Vainqueurs médiatiques d'une libération soigneusement mise en scène à San Isidro pour assurer un impact national et international attestant de la poursuite du conflit en Colombie, les Farc ont associé l'événement à leur 48e anniversaire. Les rebelles ont notamment lu aux villageois de San Isidro et à la presse un "communiqué à l'opinion publique". En à peine 25 lignes, il contient six fois le mot "paix", tout en saluant "les peuples qui se soulèvent, décidés à lutter pour des alternatives au capitalisme chaque fois plus décadent, plus injuste et plus exploiteur".

L'ex-sénatrice Piedad Cordoba, médiatrice de la libération de dizaines d'otages des Farc, croit que celle de Roméo Langlois pourrait effectivement constituer "un pas important vers la paix". Le président colombien Juan Manuel Santos maintient toutefois ses conditions à un éventuel dialogue avec les insurgés, à savoir la fin des actions armées, de la pose de mines antipersonnel, de l'enrôlement forcé de mineurs d'âge et de tout type de séquestration. Le chef de l'État n'en prépare pas moins une réforme législative qui favoriserait une éventuelle réconciliation. Alvaro Uribe et des militaires prétendent que le président Santos affaiblit ainsi la sécurité et la démocratie.

LANGLOIS PORTEUR D'UNE LETTRE DES FARC POUR LE PRÉSIDENT HOLLANDE

BOGOTA, jeudi 31 mai 2012 (avec AFP) - Avant de s'envoler jeudi, à bord d'une ligne régulière, pour Paris où ses parents pourront l'accueillir vendredi matin, Roméo Langlois, qui n'exclut pas de rentrer travailler en France, a annoncé jeudi avoir reçu de la guérilla des Farc une lettre destinée au président français François Hollande.

La missive, qui lance un appel à des "pays amis" afin d'aider à une "sortie négociée" du conflit colombien, contient aussi des "excuses publiques" des Farc (Forces armées révolutionnaires de Colombie) pour avoir qualifié le journaliste de "prisonnier de guerre".

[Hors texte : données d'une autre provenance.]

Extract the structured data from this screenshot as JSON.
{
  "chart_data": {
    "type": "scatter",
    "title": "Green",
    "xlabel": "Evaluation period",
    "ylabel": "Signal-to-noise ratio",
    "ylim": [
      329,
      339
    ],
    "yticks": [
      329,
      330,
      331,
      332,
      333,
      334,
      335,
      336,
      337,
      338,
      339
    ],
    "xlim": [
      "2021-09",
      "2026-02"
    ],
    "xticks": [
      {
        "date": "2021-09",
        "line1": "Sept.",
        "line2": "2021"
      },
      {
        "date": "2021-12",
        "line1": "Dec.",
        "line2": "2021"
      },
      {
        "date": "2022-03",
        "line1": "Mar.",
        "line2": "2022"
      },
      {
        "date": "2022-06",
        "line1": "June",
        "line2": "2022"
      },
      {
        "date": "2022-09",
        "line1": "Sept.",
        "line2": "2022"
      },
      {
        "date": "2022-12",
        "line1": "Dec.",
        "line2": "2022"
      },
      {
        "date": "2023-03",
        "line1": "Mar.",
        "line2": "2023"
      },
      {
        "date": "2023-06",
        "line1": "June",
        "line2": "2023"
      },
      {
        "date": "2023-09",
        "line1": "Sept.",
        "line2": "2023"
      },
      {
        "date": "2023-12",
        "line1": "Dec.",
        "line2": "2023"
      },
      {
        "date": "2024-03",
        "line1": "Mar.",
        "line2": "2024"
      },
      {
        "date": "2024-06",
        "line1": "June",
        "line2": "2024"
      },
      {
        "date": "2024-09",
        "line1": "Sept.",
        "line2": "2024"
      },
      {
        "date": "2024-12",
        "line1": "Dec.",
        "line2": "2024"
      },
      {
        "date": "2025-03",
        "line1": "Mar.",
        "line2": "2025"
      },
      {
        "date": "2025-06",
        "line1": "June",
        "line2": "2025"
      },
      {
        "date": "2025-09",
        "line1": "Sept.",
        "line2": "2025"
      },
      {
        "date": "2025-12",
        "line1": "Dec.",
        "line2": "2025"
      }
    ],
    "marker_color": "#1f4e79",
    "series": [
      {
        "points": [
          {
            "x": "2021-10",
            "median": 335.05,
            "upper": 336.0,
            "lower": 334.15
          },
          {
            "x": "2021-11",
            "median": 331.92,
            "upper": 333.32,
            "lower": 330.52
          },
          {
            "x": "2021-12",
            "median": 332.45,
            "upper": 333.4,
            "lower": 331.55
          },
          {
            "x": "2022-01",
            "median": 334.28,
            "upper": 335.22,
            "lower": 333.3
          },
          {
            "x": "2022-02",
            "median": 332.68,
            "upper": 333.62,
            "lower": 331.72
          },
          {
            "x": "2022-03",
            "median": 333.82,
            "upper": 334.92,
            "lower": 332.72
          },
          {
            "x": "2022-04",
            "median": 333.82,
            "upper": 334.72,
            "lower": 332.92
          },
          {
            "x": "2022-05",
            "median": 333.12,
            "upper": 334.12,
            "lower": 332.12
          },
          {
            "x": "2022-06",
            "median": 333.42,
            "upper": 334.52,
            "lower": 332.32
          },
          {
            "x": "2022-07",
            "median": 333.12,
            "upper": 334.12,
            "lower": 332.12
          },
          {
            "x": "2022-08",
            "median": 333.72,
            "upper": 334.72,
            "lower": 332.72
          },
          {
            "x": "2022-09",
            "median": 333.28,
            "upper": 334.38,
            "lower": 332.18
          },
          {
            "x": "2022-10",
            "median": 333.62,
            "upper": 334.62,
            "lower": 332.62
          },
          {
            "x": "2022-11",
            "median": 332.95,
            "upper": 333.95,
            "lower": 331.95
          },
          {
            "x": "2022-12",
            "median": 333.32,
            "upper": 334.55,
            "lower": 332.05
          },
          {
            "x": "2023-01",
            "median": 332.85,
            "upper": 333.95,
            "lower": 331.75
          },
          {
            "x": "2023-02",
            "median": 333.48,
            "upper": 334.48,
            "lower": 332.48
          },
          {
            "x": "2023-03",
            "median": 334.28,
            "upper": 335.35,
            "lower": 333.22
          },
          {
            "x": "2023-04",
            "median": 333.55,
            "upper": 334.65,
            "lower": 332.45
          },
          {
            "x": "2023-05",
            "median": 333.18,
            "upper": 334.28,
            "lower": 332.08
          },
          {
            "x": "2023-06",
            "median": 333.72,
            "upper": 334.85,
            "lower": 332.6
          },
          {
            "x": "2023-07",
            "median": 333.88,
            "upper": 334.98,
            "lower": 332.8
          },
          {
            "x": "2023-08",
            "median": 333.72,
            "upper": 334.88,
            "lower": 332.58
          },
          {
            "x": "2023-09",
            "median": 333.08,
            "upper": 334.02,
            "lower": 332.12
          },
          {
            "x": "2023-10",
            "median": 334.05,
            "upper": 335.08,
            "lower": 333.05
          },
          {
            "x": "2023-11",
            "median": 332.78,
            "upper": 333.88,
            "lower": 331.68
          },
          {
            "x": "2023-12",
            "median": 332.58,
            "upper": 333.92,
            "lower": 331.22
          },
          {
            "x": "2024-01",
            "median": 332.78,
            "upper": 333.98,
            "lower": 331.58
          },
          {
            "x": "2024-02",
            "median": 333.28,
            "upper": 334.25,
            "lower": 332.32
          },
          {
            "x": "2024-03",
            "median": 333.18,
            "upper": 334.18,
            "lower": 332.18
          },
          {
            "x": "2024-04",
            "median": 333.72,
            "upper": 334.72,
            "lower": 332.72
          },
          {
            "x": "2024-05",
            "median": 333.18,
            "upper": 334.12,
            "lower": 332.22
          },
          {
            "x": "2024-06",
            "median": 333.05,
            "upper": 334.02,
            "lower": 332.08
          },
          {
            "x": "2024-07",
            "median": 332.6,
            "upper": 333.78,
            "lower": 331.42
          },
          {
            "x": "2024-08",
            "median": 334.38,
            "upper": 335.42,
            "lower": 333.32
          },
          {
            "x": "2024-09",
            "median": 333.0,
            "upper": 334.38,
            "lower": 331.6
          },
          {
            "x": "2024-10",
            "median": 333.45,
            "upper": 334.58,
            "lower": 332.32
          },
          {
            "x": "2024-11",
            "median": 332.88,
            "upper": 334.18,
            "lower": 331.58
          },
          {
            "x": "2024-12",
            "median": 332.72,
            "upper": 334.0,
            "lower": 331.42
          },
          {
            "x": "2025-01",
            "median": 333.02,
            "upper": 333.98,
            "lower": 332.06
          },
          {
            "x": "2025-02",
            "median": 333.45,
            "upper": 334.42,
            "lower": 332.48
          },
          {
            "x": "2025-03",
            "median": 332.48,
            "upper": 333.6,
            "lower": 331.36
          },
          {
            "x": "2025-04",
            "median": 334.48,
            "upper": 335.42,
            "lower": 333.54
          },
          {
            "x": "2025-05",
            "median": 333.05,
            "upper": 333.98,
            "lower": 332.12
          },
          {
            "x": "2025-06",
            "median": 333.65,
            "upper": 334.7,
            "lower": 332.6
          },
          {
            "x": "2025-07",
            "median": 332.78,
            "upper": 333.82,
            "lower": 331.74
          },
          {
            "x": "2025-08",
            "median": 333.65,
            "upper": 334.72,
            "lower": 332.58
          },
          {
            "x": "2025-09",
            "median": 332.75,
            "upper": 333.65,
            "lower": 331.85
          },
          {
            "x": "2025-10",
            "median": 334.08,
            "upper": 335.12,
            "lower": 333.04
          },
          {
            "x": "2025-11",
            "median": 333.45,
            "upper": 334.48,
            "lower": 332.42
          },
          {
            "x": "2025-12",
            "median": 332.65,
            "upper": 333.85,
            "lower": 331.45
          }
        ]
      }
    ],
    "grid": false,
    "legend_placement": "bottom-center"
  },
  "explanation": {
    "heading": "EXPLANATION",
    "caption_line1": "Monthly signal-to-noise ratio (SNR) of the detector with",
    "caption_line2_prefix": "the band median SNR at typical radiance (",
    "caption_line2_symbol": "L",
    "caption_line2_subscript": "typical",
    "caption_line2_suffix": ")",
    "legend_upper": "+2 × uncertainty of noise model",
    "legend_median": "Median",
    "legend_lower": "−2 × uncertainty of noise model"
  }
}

"C'est la première fois qu'ils font des excuses et c'est très important qu'ils précisent que la presse n'est pas une ennemie", a commenté Roméo Langlois, qui s'exprimait lors d'une conférence de presse à l'ambassade de France à Bogota au lendemain de sa libération par la guérilla.

Il a exhorté ses confrères à "continuer de couvrir un conflit de plus en plus oublié", avec des Farc encore fortes de 9.200 combattants.